ADDIS ABABA, Aug. 30 — After she finished grade 10, Selamawit Kegna’s parents started looking for a groom for their daughter because they thought since she was not a good student she would not be able to support herself.
Then a friend told the teen how she could earn her own livelihood.
A Chinese-owned jeans factory in the Eastern Industry Zone on the outskirts of capital Addis Ababa was looking for workers.
“I came and applied for a job at once,” the 19-year-old said, sitting in front of a sewing machine in the factory.
After three weeks of training, Kegna was officially recruited. Now as a seamer, she earns 1,500 to 2,000 Ethiopian birr (ETB) (55 to 73 U.S. dollars) a month, and is looking forward to a totally different life.

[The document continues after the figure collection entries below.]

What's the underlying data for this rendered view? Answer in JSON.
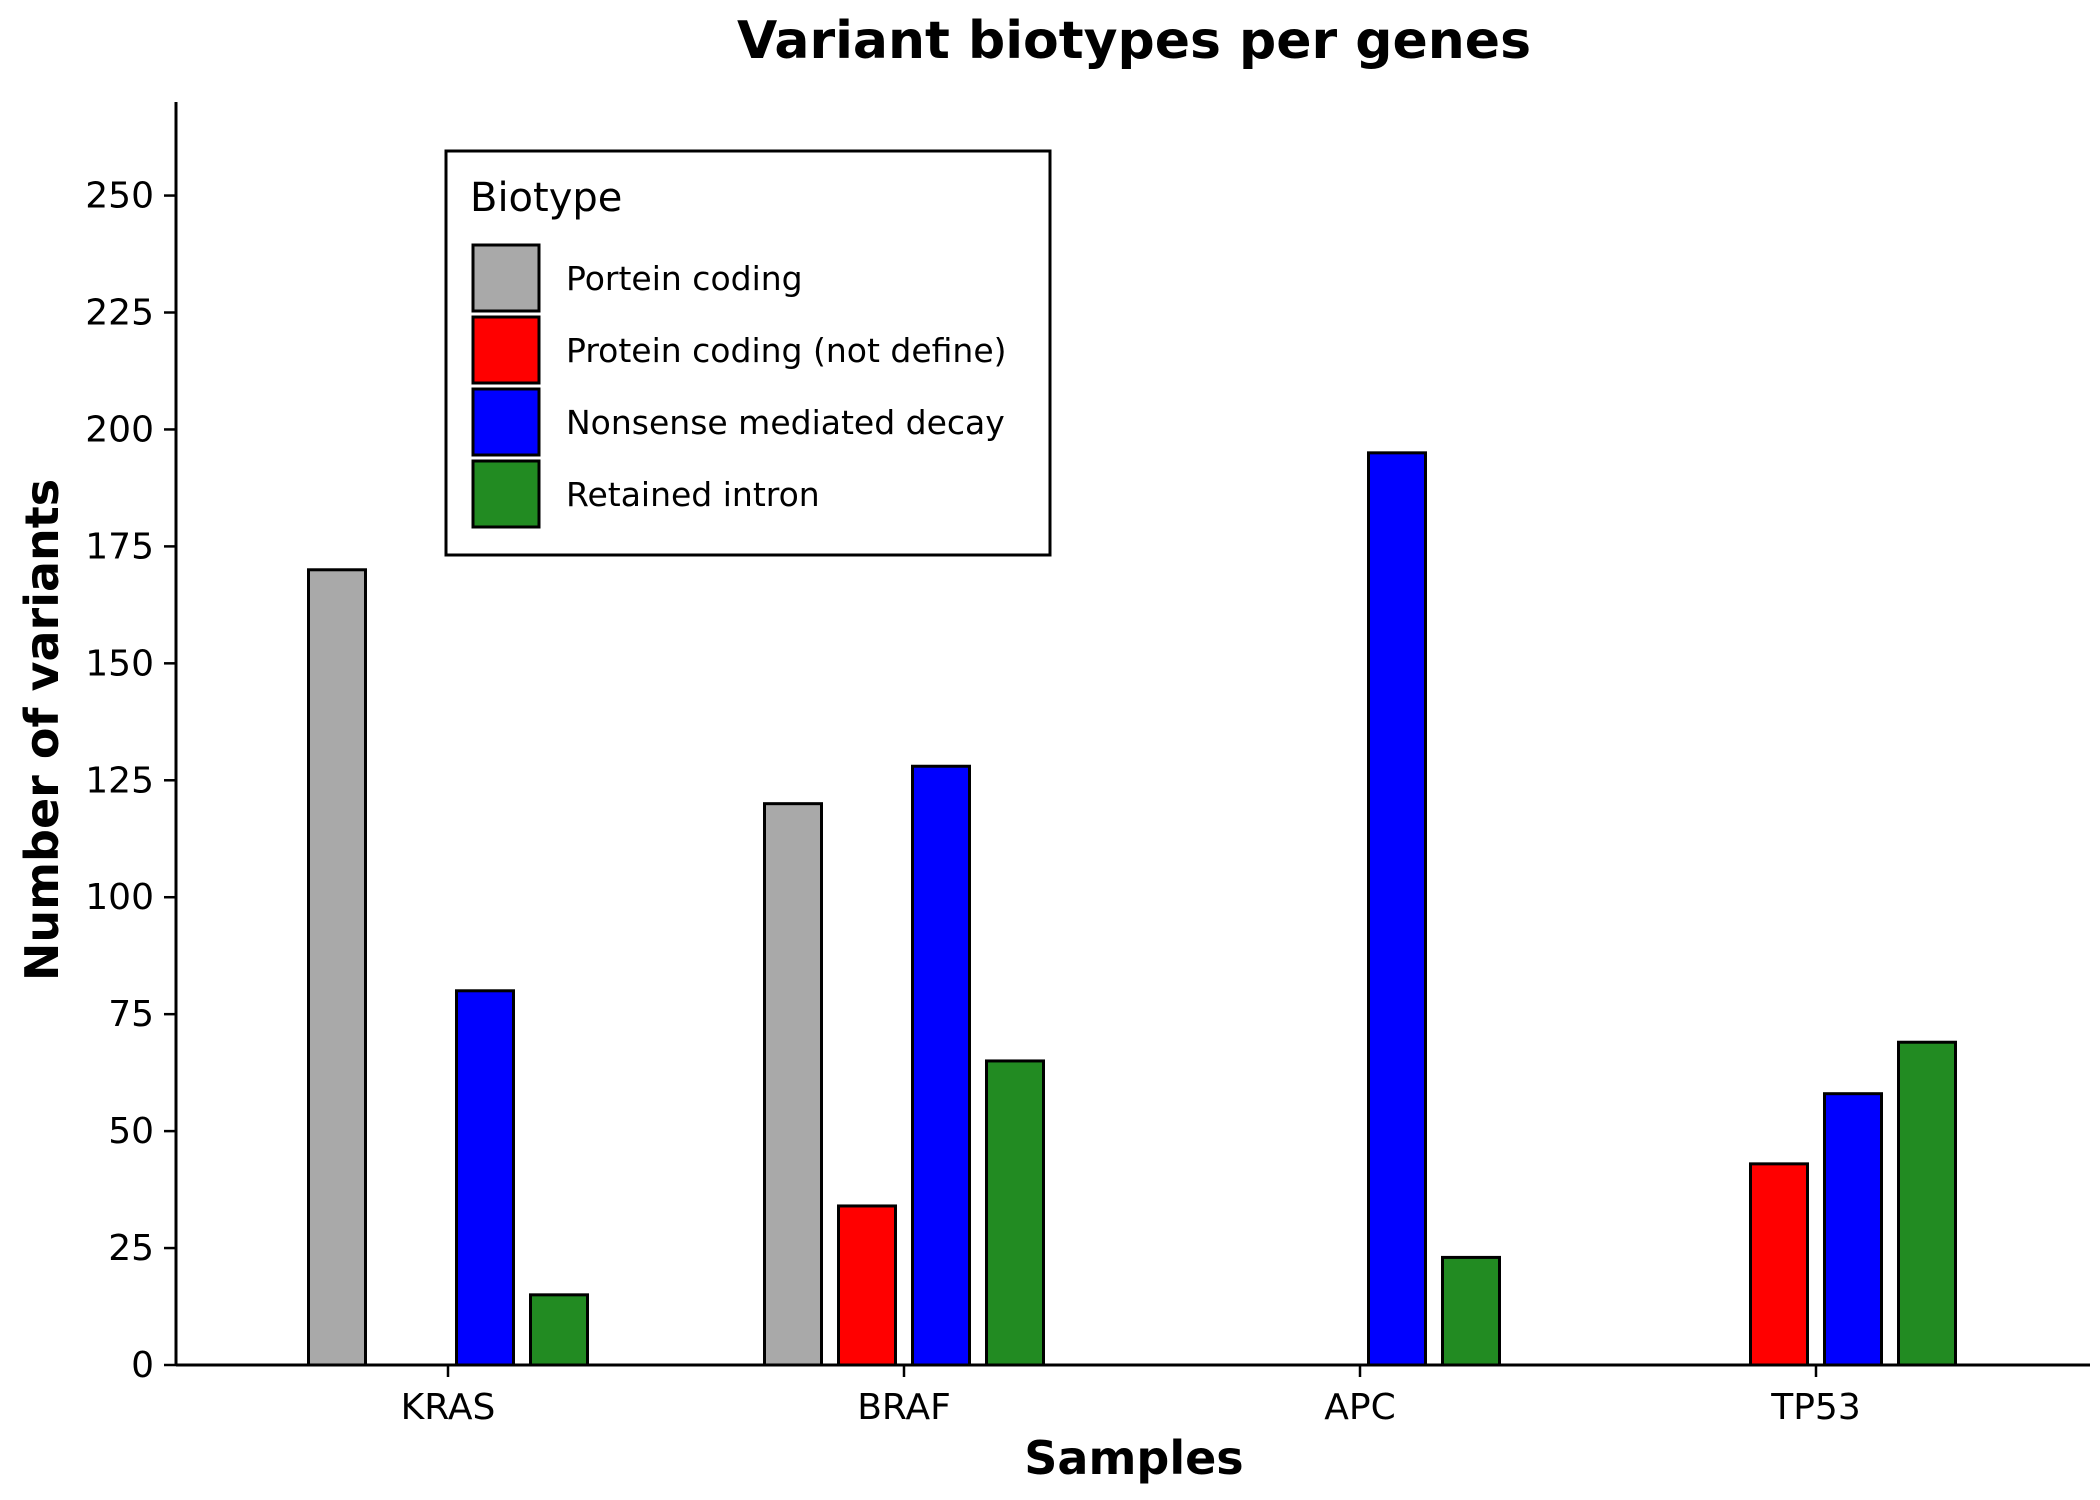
{
  "chart_data": {
    "type": "bar",
    "title": "Variant biotypes per genes",
    "xlabel": "Samples",
    "ylabel": "Number of variants",
    "categories": [
      "KRAS",
      "BRAF",
      "APC",
      "TP53"
    ],
    "ylim": [
      0,
      270
    ],
    "yticks": [
      0,
      25,
      50,
      75,
      100,
      125,
      150,
      175,
      200,
      225,
      250
    ],
    "grid": false,
    "legend": {
      "title": "Biotype",
      "placement": "top-left"
    },
    "series": [
      {
        "name": "Portein coding",
        "color": "#a9a9a9",
        "values": [
          170,
          120,
          0,
          0
        ]
      },
      {
        "name": "Protein coding (not define)",
        "color": "#ff0000",
        "values": [
          0,
          34,
          0,
          43
        ]
      },
      {
        "name": "Nonsense mediated decay",
        "color": "#0000ff",
        "values": [
          80,
          128,
          195,
          58
        ]
      },
      {
        "name": "Retained intron",
        "color": "#228b22",
        "values": [
          15,
          65,
          23,
          69
        ]
      }
    ]
  }
}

Kegna is proud that the pairs of jeans she and her colleagues produce not only serve the Ethiopian market but can be also exported to other African countries and even Europe.
“I often get bonuses, which really encourages me to work better,” she said.
The factory employs over 300 young people who are mostly from nearby areas, with the majority of them being women.
“I have a savings account now and deposit 700 ETB (26 dollars) every month. I am also paying my own expenses,” she said. “The way things are going, I will be able to buy a sewing machine after a year and half. Then I may return to my hometown and open my own shop. I can make uniforms for schoolchildren and clothes for other people.”
Kegna also plans to continue her education once she saves enough.
The Chinese-built industrial zone, the first of its kind in Ethiopia, has been attracting young people from nearby agricultural towns.
While Ethiopia is one of the fastest growing economies in Africa, it is still one of the poorest, with a per-capita income of 783 dollars a year, according to the World Bank. The Chinese factories in the industrial zone not only provide jobs for young Ethiopians, but also give them the perception of a career.
After getting a degree in economics from Mekelle University, 22-year-old Seble Assefa looked for a white-collar job. But though she spent a year trying to land a suitable job, she couldn’t find anything. It made her join Shanghai Textile’s factory in the industrial zone as a temp.
Initially, she received a monthly salary of 1,500 ETB (about 55 dollars), which was lower than the average for a graduate. Still she thought herself lucky, considering that she had been unemployed for almost a year since graduation.
In two months, Assefa was promoted as a line supervisor and today, she is in charge of 60 workers. Her salary has gone up by 1,000 ETB (about 37 dollars) a month and she has more training opportunities.
“I learned one important thing here — always strive for better opportunities,” she said. “I am no longer looking for a job within my academic background. I am now looking for further opportunities in the textile and garment sector.”
She thinks there is great potential in the sector in Ethiopia. “God willing, I will have my own sewing machine and shop in the near future,” she said.
Ethiopia’s textile and apparel industry has experienced major developments in recent years, thanks to the wide availability of raw materials, cheap labor and low energy costs. Ethiopia wants to become a textile and apparel hub in Africa, giving the sector top priority as it strives to become a middle-income country by 2025.
For that, it envisages strengthening cooperation with China.
The Chinese-built industrial zone, inaugurated in 2010, currently hosts 83 factories. The government frequently commends it as a cornerstone of the transition from an agriculture-based economy into an industrial powerhouse in the next 10 years.
Chinese investment plays an indispensable role in Ethiopia’s industrialization drive, President Mulatu Teshome said when he visited the Eastern Industry Zone in mid-August.
“A decade ago, the land the Eastern Industry Zone currently lies on was just agricultural land. But with hard work, it has become … a showcase of high-quality industrial factories in sectors such as pharmaceuticals, pulp and textile,” Teshome said.
The industrial zone is a positive impetus that is motivating Ethiopians to dream of a better future, the president said. “I hope our local entrepreneurs will learn from the success of the Eastern Industry Zone and take this opportunity to enter into the manufacturing sector.”